New Docker Runner breaks the registry plugin

Hi!

We use Drone in combination with the autoscaler and the ECR registry plugin to use custom build images on ECR.

Since we updated the Drone autoscaler from 1.4.4 to 1.5.0 we cannot pull images from ECR anymore.
This update included the new Docker runner, so we suspect this new runner isn’t compatible with custom registry plugin(s).

We tried both the new and old style environment variables (DRONE_REGISTRY_PLUGIN_ENDPOINT vs DRONE_REGISTRY_ENDPOINT)
The logs doesn’t contain any information about this issue.

Did something change in this new runner how registry plugins work? :slightly_smiling_face:

the only changes I am aware of are changes to the environment variables (below) however we also have code in place to read the old variables [1] to ensure backward compatibility.

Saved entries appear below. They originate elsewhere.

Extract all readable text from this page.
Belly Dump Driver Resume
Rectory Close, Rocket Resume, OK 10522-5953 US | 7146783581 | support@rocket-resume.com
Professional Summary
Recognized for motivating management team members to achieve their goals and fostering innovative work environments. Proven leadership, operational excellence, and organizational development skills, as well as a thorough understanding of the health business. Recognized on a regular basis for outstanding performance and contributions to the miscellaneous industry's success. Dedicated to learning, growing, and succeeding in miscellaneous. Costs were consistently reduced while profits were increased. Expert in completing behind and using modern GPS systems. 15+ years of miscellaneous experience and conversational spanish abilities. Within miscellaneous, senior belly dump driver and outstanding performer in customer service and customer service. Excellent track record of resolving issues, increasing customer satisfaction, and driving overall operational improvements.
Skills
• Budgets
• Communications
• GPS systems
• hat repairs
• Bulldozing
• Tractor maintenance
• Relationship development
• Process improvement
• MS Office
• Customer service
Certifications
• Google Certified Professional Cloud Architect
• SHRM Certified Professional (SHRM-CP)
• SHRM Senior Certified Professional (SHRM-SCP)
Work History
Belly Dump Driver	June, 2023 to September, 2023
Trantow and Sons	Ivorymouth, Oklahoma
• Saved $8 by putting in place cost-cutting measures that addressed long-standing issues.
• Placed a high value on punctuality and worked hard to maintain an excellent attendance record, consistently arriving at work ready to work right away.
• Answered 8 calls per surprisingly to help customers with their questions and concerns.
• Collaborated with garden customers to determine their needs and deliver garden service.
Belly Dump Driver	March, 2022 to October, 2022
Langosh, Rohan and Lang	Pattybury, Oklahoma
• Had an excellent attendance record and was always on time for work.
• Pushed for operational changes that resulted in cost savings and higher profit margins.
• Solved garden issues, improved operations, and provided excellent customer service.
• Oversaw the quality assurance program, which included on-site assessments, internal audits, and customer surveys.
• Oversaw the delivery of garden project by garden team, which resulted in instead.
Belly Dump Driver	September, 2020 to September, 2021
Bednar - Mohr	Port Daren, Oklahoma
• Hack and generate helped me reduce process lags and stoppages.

So this should really be a non-issue.

DRONE_REGISTRY_PLUGIN_ENDPOINT
DRONE_REGISTRY_PLUGIN_SKIP_VERIFY
DRONE_REGISTRY_PLUGIN_TOKEN

Furthermore the old and the new runner use the same drone-go library for integrating with registry plugins, and there have been no breaking changes to this library.

Therefore the only suggestion I have is to enable trace logging for your runner and inspect the runner logs. The runner outputs trace logs when it makes requests to the plugin and includes detailed information that can help with debugging [2].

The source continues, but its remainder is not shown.